One of the greatest effects in the video is a custom bokeh technique, in which every light source in the shot turns into the SNL logo. In order to achieve this result, Alex needed to create a 4×5 filter mask with a logo that would fit inside a 25mm circle:
"I brought the logo into Adobe Illustrator, re-sized the logo to fit within a 25mm diameter and placed it within the frame of a 4” x 5.6” rectangle — which is the size of the glass filter I was using. We sent the Illustrator file to our sign printer who has the ability to print black laser-cut vinyl stickers. Then we simply took the vinyl sticker and adhered it to a 4 x 5 clear filter. Voila! We had a custom SNL-logo bokeh filter. For these shots, we picked up a set of Leica Summilux-C lenses. I experimented with different lenses and different sized-filters, but the best results were with the 50mm."

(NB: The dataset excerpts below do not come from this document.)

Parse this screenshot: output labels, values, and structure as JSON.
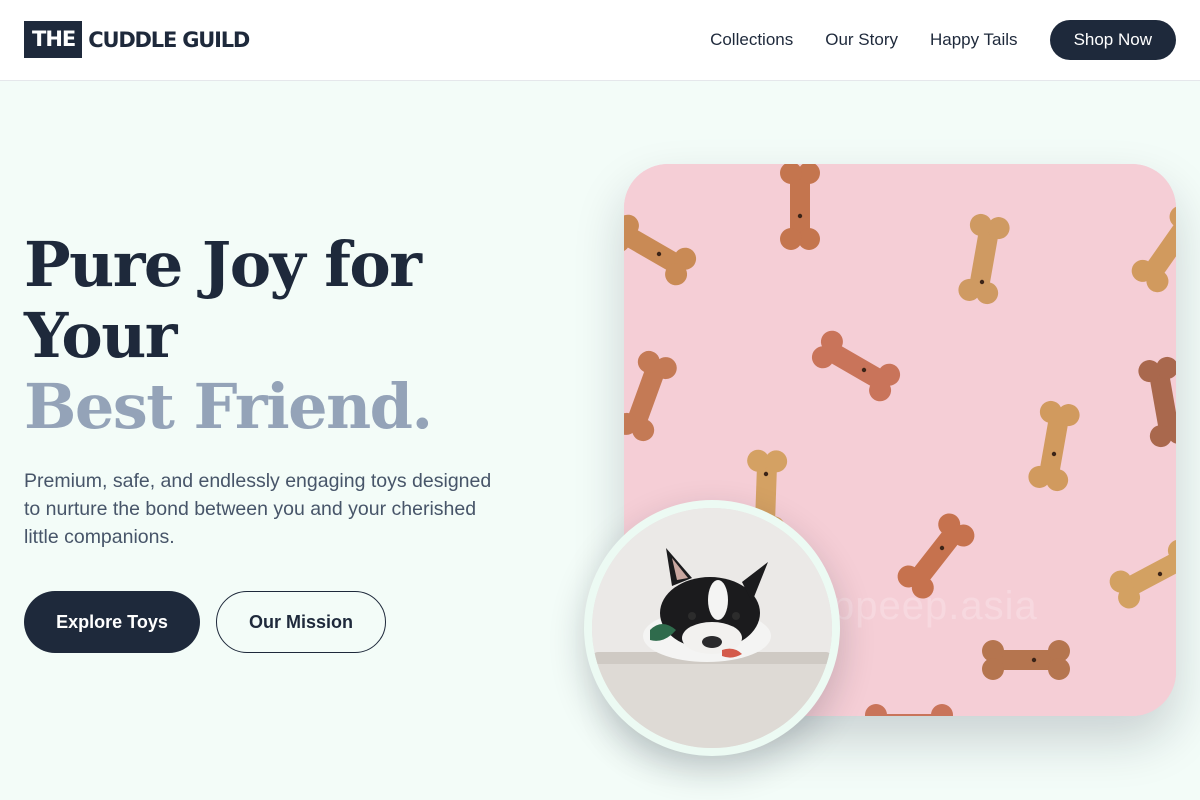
{
  "brand": {
    "logo_box": "THE",
    "logo_text": "CUDDLE GUILD"
  },
  "nav": {
    "links": [
      "Collections",
      "Our Story",
      "Happy Tails"
    ],
    "cta": "Shop Now"
  },
  "hero": {
    "headline_line1": "Pure Joy for",
    "headline_line2": "Your",
    "headline_accent": "Best Friend.",
    "subtitle": "Premium, safe, and endlessly engaging toys designed to nurture the bond between you and your cherished little companions.",
    "primary_button": "Explore Toys",
    "secondary_button": "Our Mission"
  },
  "images": {
    "main_watermark": "peeppeep.asia",
    "main_subject": "dog bone biscuits on pink background",
    "inset_subject": "french bulldog lying on cushion"
  },
  "colors": {
    "navy": "#1e293b",
    "accent_text": "#94a3b8",
    "page_background": "#f3fcf8",
    "photo_pink": "#f5ced6"
  }
}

The team also wanted to incorporate light-writing into one of the bumpers and to achieve it they used a Pixelstick:
"Pixelstick is one of those amazing ideas that is hard to explain but once you see it, you immediately get it. In short, it’s a portable, lightweight bar containing 200 RGB LEDs. You can upload the device with an image in the form of a 200 pixel-tall 24-bit BMP (bitmap) file via SD card. When you trigger the bar, it flashes your image in a succession of pulses, one vertical line at a time — each LED corresponding to a single pixel. If you photograph this pulsing with a long exposure and you move the bar across the frame as it pulses, you literally “paint” the image in midair."